The Aristotle quote “nothing is so unequal as the equal treatment of unequal people” becomes relevant for the subject of this article in light of the fact that the approach of the NCLAT is discriminating amongst the erstwhile promoters themselves. While some of the real estate companies have been afforded with the exceptions as discussed hereinabove, some are denied the same by the SC and NCLAT as well.
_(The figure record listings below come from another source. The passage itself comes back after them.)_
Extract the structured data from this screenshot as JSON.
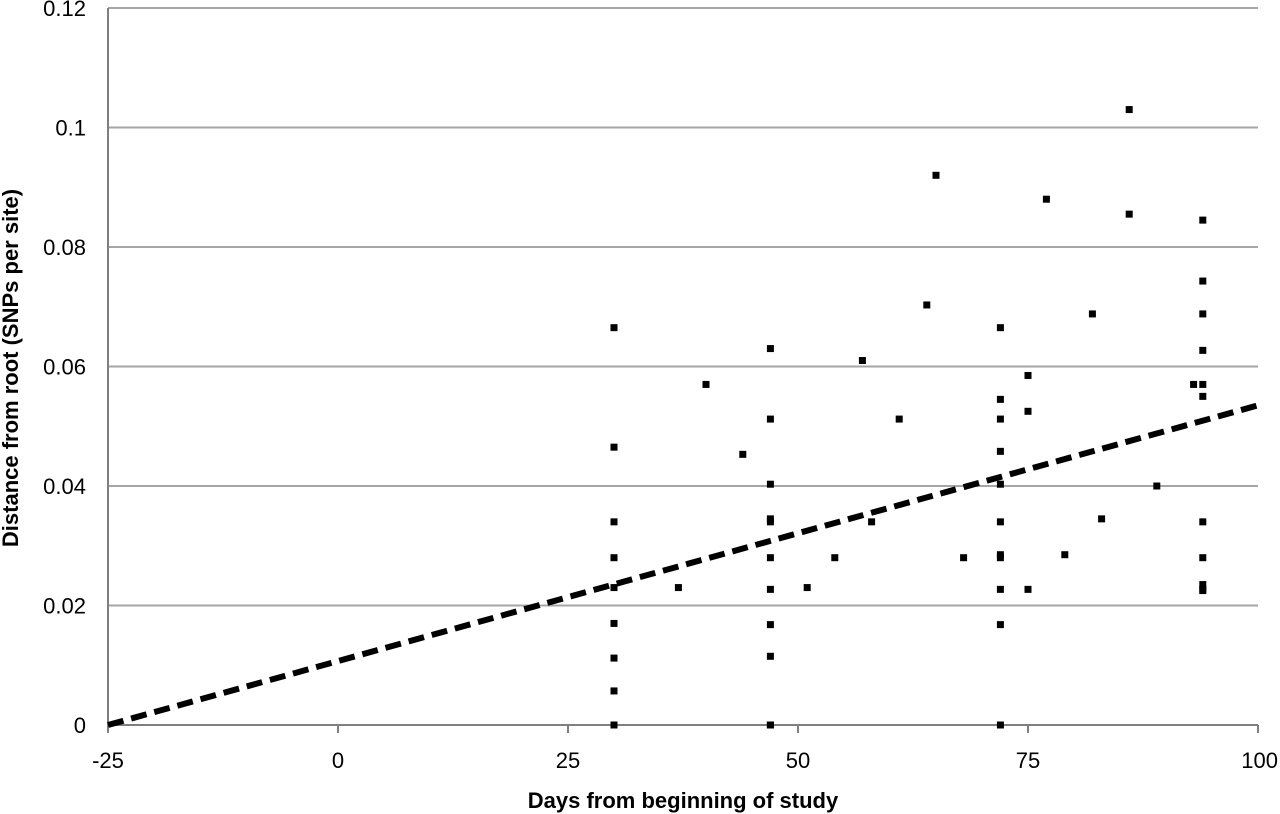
{
  "chart_data": {
    "type": "scatter",
    "title": "",
    "xlabel": "Days from beginning of study",
    "ylabel": "Distance from root (SNPs per site)",
    "xlim": [
      -25,
      100
    ],
    "ylim": [
      0,
      0.12
    ],
    "x_ticks": [
      -25,
      0,
      25,
      50,
      75,
      100
    ],
    "y_ticks": [
      0,
      0.02,
      0.04,
      0.06,
      0.08,
      0.1,
      0.12
    ],
    "x_tick_labels": [
      "-25",
      "0",
      "25",
      "50",
      "75",
      "100"
    ],
    "y_tick_labels": [
      "0",
      "0.02",
      "0.04",
      "0.06",
      "0.08",
      "0.1",
      "0.12"
    ],
    "grid": "horizontal",
    "legend": "none",
    "colors": {
      "points": "#000000",
      "trendline": "#000000",
      "grid": "#a6a6a6",
      "axis": "#7f7f7f"
    },
    "series": [
      {
        "x": [
          30,
          30,
          30,
          30,
          30,
          30,
          30,
          30,
          30,
          37,
          40,
          44,
          47,
          47,
          47,
          47,
          47,
          47,
          47,
          47,
          47,
          47,
          47,
          51,
          54,
          57,
          58,
          61,
          64,
          65,
          68,
          72,
          72,
          72,
          72,
          72,
          72,
          72,
          72,
          72,
          72,
          72,
          75,
          75,
          75,
          77,
          79,
          82,
          83,
          86,
          86,
          89,
          93,
          94,
          94,
          94,
          94,
          94,
          94,
          94,
          94,
          94,
          94,
          94
        ],
        "y": [
          0.0665,
          0.0465,
          0.034,
          0.028,
          0.023,
          0.017,
          0.0112,
          0.0057,
          0.0,
          0.023,
          0.057,
          0.0453,
          0.063,
          0.0512,
          0.0403,
          0.0345,
          0.034,
          0.028,
          0.0227,
          0.0168,
          0.0115,
          0.0,
          0.0,
          0.023,
          0.028,
          0.061,
          0.034,
          0.0512,
          0.0703,
          0.092,
          0.028,
          0.0665,
          0.0545,
          0.0512,
          0.0458,
          0.0403,
          0.034,
          0.0285,
          0.028,
          0.0227,
          0.0168,
          0.0,
          0.0585,
          0.0525,
          0.0227,
          0.088,
          0.0285,
          0.0688,
          0.0345,
          0.103,
          0.0855,
          0.04,
          0.057,
          0.0845,
          0.0743,
          0.0688,
          0.0627,
          0.057,
          0.055,
          0.034,
          0.028,
          0.0235,
          0.0225,
          0.0227
        ]
      }
    ],
    "trendline": {
      "style": "dashed",
      "x": [
        -25,
        100
      ],
      "y": [
        0.0,
        0.0535
      ]
    }
  }
}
It is also essential to note that the interdictions under Section 29A intend to tear the corporate veil of the entity and get to the real persons who present the resolution plan.  Be that as it may, the NCLAT in the abovementioned decisions overlooked the objectives of the inclusion of this provision in the IBC by allowing the erstwhile promoter to become an investor and manager for the corporate debtor rather than going for resolution as per the scheme of law. Nevertheless, it has opened a floodgate as every other promoter will try to regain control over the company by relying on these cases. It is pertinent to mention that even in cases where the erstwhile promoter was offering a higher bid (twelve thousand crores) than the concerned resolution applicant, the SC had disallowed the plea.[xi]

Lastly, it shall be borne in mind that the NCLAT is an adjudicatory body constituted under the Code and not rather a consumer redressal commission trying to settle the disputes between homebuyers and developers by giving a timeline to complete the strangled projects. The praxis may be summed up as an exercise of judicial activism with no legal backings.


[i] Nikhil Mehta & Sons v. AMR Infrastructure Ltd., Company Appeal (AT) (Insolvency) No. 07 of 2017.

[ii] Insolvency and Bankruptcy Code (Second Amendment) Act, 2018, No. 26 of 2018, 17.08.2018.

[iii] Pioneer Urban Land & Infrastructure Ltd. & Anr v. Union of India, (2019) 8 SCC 416.

[iv] Homebuyers have filed over 1800 cases under insolvency law: Govt, 20.11.2019, Live Mint. Source: <https://www.livemint.com/news/india/homebuyers-have-filed-over-1-800-cases-under-insolvency-law-govt-11574257028086.html>

[v] Insolvency and Bankruptcy Code (Amendment) Act, 2020, No. 1 of 2020, 13.03.2020.

[vi] Manish Kumar v. Union of India & Anr., 2020 SCC OnLine 384.

[vii] Insolvency and Bankruptcy Code (Amendment) Act, 2017, No. 8 of 2018, 18.01.2018.

[viii] Id., Statement of Objects and Reasons.

[ix] S.C. Sekaran v. Amit Gupta & Ors., Company Appeal (AT) (Insolvency) No. 495 & 496 of 2018.

[x] Regulation 2(2B), Liquidation Process Regulations, 2016, Inserted by Notification No. IBBI/2019-20/GN/REG053.

[xi] Arcelor Mittal v. Satish Kumar Gupta.